Ülkede işsizlik maaşı hakları da geniş tutuluyor; uzun süreli işsizlik ödeneği uygulamaları sosyal korumayı güçlendiriyor fakat bütçe üzerindeki yükü artırıyor. Bu durum, büyüme hızından daha hızlı artan borç seviyeleriyle birleşince mali sürdürülebilirlik konusunda endişeleri canlı tutuyor.
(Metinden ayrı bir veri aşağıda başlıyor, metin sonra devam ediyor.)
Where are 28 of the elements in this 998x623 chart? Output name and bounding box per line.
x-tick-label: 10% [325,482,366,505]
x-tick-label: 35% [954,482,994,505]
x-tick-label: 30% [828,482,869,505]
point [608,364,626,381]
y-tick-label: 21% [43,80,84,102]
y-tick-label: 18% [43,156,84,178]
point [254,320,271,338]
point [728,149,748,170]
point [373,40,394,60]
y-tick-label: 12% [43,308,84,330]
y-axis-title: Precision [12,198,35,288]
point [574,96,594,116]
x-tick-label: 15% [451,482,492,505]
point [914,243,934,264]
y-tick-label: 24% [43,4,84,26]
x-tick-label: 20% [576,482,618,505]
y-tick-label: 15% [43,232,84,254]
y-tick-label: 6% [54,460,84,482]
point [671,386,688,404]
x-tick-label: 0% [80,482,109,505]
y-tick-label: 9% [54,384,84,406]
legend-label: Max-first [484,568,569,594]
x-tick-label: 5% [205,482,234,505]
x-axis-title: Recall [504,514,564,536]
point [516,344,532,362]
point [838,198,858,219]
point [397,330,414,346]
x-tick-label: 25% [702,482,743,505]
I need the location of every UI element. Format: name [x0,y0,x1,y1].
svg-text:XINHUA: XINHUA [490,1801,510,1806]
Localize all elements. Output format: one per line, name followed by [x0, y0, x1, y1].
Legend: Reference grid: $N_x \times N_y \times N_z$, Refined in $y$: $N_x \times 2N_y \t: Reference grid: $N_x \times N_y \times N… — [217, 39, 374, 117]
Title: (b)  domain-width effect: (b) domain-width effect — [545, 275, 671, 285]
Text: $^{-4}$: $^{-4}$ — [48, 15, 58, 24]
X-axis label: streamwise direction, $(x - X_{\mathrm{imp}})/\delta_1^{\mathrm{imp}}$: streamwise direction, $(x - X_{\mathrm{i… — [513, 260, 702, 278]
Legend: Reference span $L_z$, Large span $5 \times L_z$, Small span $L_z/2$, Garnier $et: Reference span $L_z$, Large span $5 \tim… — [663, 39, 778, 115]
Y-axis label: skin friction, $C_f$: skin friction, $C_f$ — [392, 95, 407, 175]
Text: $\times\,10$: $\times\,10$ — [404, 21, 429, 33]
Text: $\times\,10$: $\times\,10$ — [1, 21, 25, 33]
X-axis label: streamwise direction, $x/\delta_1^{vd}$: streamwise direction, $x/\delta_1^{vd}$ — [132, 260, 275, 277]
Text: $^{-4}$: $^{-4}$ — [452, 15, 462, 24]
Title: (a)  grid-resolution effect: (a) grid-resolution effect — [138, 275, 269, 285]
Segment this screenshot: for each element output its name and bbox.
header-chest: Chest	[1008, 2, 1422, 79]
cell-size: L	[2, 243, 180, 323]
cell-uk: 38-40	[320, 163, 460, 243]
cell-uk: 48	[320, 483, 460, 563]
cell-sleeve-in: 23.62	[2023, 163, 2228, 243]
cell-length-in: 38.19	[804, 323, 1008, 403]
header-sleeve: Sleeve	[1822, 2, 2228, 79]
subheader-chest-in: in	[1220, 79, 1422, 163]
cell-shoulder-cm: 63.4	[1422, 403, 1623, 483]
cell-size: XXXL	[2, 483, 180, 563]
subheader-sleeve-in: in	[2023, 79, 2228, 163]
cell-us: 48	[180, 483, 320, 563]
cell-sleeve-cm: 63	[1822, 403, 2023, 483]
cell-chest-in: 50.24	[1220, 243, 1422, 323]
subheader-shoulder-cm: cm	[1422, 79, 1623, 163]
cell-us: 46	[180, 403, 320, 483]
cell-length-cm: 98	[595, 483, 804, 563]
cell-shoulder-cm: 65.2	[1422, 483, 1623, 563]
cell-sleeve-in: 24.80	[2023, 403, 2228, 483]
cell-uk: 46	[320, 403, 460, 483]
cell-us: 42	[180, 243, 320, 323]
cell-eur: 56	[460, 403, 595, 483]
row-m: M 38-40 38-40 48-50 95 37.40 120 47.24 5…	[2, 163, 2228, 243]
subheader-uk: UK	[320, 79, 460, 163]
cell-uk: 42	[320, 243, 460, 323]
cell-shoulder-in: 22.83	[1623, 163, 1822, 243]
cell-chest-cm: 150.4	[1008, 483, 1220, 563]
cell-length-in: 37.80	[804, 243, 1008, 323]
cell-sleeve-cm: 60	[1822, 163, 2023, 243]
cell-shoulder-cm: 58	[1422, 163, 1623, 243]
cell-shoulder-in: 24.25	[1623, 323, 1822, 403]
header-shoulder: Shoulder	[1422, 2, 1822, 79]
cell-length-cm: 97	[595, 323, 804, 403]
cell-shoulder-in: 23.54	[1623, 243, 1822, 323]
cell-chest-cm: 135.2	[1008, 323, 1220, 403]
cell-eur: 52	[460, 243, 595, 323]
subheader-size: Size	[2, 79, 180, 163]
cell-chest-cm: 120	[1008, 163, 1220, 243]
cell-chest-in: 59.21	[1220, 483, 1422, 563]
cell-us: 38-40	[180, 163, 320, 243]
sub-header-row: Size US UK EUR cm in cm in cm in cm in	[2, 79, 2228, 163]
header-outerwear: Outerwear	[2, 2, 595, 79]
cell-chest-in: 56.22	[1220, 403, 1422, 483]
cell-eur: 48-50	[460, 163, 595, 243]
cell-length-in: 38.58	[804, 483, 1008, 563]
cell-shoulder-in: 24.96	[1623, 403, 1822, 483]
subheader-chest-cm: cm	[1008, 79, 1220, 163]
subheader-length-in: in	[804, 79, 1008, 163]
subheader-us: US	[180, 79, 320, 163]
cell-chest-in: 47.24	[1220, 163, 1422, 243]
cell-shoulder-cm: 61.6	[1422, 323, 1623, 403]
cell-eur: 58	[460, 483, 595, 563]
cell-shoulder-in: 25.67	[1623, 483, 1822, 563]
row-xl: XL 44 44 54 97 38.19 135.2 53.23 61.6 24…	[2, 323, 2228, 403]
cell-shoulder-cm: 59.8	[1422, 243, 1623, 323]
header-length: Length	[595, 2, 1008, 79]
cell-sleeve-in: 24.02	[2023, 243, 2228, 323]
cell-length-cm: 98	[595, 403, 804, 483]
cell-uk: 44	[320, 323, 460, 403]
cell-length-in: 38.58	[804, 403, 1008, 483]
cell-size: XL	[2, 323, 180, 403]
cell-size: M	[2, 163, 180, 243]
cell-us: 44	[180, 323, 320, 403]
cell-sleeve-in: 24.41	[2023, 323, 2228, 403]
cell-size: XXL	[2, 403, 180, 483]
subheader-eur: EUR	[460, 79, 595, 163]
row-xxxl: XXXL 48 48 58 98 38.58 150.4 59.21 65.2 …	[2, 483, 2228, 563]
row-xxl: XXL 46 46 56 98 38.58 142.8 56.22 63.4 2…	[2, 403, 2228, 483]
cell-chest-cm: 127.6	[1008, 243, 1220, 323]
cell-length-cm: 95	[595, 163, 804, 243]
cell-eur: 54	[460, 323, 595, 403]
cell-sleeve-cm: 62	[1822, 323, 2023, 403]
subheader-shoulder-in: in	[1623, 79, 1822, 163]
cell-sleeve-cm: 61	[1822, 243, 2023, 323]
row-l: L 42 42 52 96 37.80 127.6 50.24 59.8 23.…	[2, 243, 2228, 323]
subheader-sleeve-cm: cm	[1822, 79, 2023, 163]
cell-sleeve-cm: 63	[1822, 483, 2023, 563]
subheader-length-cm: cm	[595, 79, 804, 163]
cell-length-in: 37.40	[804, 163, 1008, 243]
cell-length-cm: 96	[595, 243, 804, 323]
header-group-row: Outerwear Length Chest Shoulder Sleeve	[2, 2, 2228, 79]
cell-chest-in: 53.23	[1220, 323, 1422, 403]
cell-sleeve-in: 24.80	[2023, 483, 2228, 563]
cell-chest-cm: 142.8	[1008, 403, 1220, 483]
Küresel Şoklar ve Ekonomik Etkileri
Kovid-19 pandemisi sürecindeki ekonomik yavaşlama ile Ukrayna-Rusya savaşının getirdiği enerji ve tedarik şokları, Fransa’nın mali dengesini daha da zorladı. Bu dışsal şoklar, borç dinamiklerini olumsuz etkileyerek hükümetin hem büyümeyi destekleme hem de bütçe disiplinini sağlama ikilemini derinleştiriyor.
Sonuç
Fransa’daki grevler ve kitlesel eylemler, halkın kemer sıkma politikasına tepkisini gösteriyor. Aynı zamanda ülkenin yüksek borç yükü, bütçe açığı ve siyasi parçalanmışlık, maliye politikalarında keskin kararlar alınmasını zorlaştırıyor. Önümüzdeki dönemde yapılacak tasarruflar, yapısal reformlar ve uluslararası piyasa tepkileri, ülkenin ekonomik ve siyasi rotasını belirleyecek ana etkenler olacak.